WHYY: City Council President Darrell Clarke has started to back away from the mayor’s position that Philadelphia should not change its sanctuary city status, saying losing millions in federal funding could have a meaningful impact of the city’s residents. Do we know yet how far the Trump administration can go in really withholding federal grant funding to cities like Philly?

Spiro: The extent to which the Trump administration can carry through on those threats is actually not clear. The Trump administration would have to establish some connection between the grants they are trying to withhold and the refusal on the part of the local jurisdiction to cooperate with federal immigration enforcement activity, so it would not be all federal grants. And this actually comes out of U.S. Supreme Court decision, relating to the constitutional challenge to Obamacare, in which the court said the federal government can’t hold a gun to state and local government with respect to federal grant funding to force a particular decision on the part of the state or local jurisdiction. It’s clearly something less than all federal funding, but it could still be a non-trivial amount of funding that could be put on the block here. Although, I think that’s a hit worth taking. Any steps away from maintaining the sanctuary city position would be a mistake to the extent that it scares away these highly productive members of our community.

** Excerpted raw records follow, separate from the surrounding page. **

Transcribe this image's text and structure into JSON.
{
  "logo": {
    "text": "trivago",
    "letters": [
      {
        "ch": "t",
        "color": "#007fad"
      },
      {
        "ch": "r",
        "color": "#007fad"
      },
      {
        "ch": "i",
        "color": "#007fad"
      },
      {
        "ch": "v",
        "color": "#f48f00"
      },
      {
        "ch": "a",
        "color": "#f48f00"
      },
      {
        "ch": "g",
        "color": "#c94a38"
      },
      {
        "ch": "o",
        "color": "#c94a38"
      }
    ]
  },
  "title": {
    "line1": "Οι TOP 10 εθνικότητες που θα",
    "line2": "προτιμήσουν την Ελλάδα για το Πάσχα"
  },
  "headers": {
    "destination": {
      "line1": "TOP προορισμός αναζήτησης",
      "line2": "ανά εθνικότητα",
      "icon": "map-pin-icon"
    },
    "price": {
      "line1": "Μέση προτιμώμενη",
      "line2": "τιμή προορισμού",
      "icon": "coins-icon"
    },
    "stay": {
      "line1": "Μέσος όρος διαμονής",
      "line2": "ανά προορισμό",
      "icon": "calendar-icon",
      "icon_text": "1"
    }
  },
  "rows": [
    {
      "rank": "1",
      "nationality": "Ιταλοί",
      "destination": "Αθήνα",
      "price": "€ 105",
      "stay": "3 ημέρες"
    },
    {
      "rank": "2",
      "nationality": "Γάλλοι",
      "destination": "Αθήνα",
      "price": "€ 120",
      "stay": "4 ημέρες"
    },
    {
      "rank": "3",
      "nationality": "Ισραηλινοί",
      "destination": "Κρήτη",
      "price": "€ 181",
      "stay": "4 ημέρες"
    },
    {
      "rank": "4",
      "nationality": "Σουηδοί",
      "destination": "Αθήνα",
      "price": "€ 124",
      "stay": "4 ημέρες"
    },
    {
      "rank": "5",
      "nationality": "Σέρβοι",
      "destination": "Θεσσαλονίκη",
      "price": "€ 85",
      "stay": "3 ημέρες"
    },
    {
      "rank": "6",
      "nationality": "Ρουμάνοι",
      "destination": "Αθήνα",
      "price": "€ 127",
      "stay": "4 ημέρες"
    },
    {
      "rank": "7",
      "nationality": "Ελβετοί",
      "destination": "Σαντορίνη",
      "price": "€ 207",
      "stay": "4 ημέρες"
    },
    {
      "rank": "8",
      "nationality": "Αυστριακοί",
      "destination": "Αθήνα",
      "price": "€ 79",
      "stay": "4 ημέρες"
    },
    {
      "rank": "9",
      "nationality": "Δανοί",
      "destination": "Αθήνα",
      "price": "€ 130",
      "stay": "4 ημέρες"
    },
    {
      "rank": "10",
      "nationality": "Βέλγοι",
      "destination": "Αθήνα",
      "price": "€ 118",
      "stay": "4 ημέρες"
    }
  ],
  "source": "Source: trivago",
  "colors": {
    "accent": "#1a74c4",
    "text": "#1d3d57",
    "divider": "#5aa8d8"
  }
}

WHYY: If this debate does move to the courtroom, how do you suspect proponents of the sanctuary city position may argue, and how might a court rule?

Spiro: It’s a combination of Fourth Amendment grounds and federalism grounds. There’s something called the Anti-Commandeering Principle, which actually was most notably articulated by former Justice Scalia on the Supreme Court, which says the federal government can’t enlist local jurisdictions in the enforcement of federal law against their will. In the end, I think the courts are likely to affirm the constitutional authority of cities like Philadelphia to resist this kind of forced cooperation with immigration enforcement.